Krizi bahane etmeyin verginizi ödeyin!...

Sevgili okurlarımız öyle bir yola çıktık gidiyoruz ki kimse buna ne dur diyor! Nede  dur diyor!. Sonumuz nice olur Allah bilir. Bu yazımı ele almadan önce haberleri izledim. Seçim haberlerinden daha çok işsizlik, vergi kaçırma fabrikaların kapatılması haberlerine yer verildi. Doğrusu bende buna çok şaşırdım kaldım. Oysa daha çok yerel seçim haberlerine yer verecekler diye beklerken iki ulusal televizyon kanalı sadece işsizliğin kol gezdiği ülkeyi anlattılar. Diğer taraftan da kapatılan fabrikaların haberlerine yer verdiler. Tamda bu esnada BES Samsun şube başkanımız sevgili Ahmet Kesik"ten zehir zemberek bir açıklama aldım. Onun bana gönderdiği iletisinde vergiler herkes tarafından kaçırılmadan ödendiğinde, Sezar"ın hakkı Sezar"a, verildiğinde herkesin mutlu mesut yaşayacağını ifade etmiş.  İşsizlik Samsun"da da hat safhada, herkes işinden gücünden olmakta. Kapatılan işyerleri vergilerini ödeyemeyerek ellerindeki avuçlarındaki neleri varsa kaybetmeye başladılar. Bütün menkulleri haraç mezat ya cebri icrayla satıldılar yada ona buna ikinci elden satıldılar. İnsanlar elektrik faturalarını, su faturalarını ödeyemez durumdalar. AKP hükümeti de çıkıp meydanlarda bizim yönettiğimiz ülkede her şey yolunda kimse bize çamur atmasın diye feryat figan etmekte. Oysa kazın ayağı öyle değil sevgili okurlarımızı bakın BES Samsun şubesi başkanı ırkdaşımız neler anlatıyor bilinçli bir sendikacı olarak.

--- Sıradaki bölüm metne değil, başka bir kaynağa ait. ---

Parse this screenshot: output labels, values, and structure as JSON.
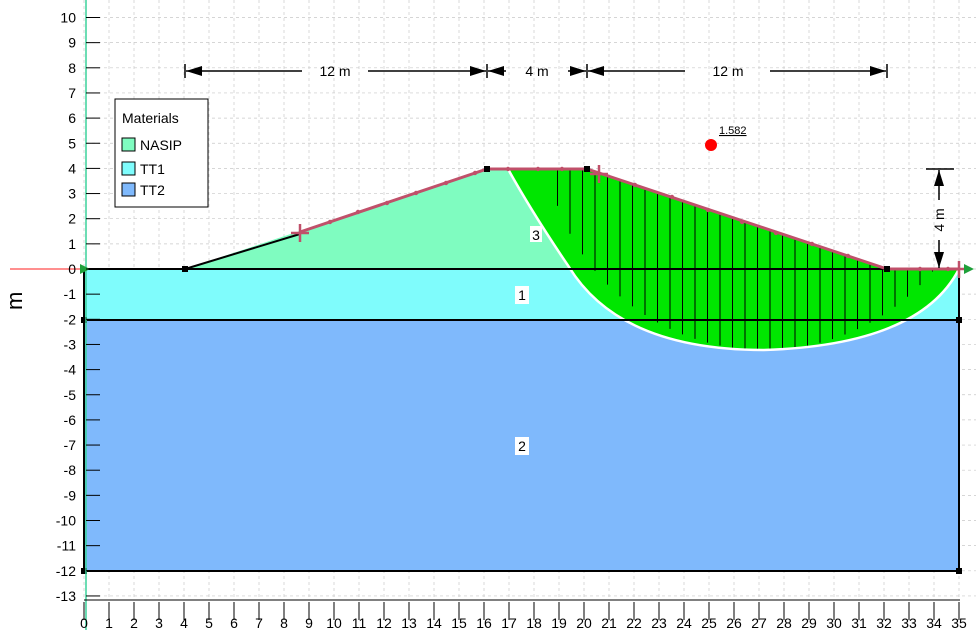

ABD ve AB ülkelerinde ortaya çıkan küresel mali krizin etkilerinin tüm dünyaya yayıldığı günlerden geçiyoruz. Sermaye kesimleri, krizden çıkmak için işçileri işten atıyor, ücretsiz izin uygulanıyor, emek sömürüsünü arttırıyor, ücretleri düşürüyor. Sağlık, sosyal güvenlik, işsizlik fonları, kıdem tazminatları gibi, emekçilerin kazanımlarını gasp etmeye, biz emekçilerin kaynaklarını, birikimlerini yağmalamaya çalışıyorlar. Temel tüketim maddelerine zamlar yapılıyor, dolaylı vergiler arttırılıyor. Sermayenin vergi ve sigorta prim borçları erteleniyor, indirime gidiliyor, hazineden yardımlar yapılıyor.  “Kriz bizi etkilemeyecek, teğet geçecek” diyen Başbakan, bir taraftan da sermaye örgütlerinin talepleri doğrultusunda önlemler almayı ihmal etmiyor. AKP, krizin sorumlusu olan, IMF"den medet ummakta ve yeni anlaşma yapmaktadır. IMF ile varılan anlaşmaya göre, dolaylı vergilerin arttırılması, kırpıla kırpıla neredeyse yok edilen sağlık harcamalarının, belediyelere yapılan yardımların, personel harcamalarının kısılması öngörülmektedir.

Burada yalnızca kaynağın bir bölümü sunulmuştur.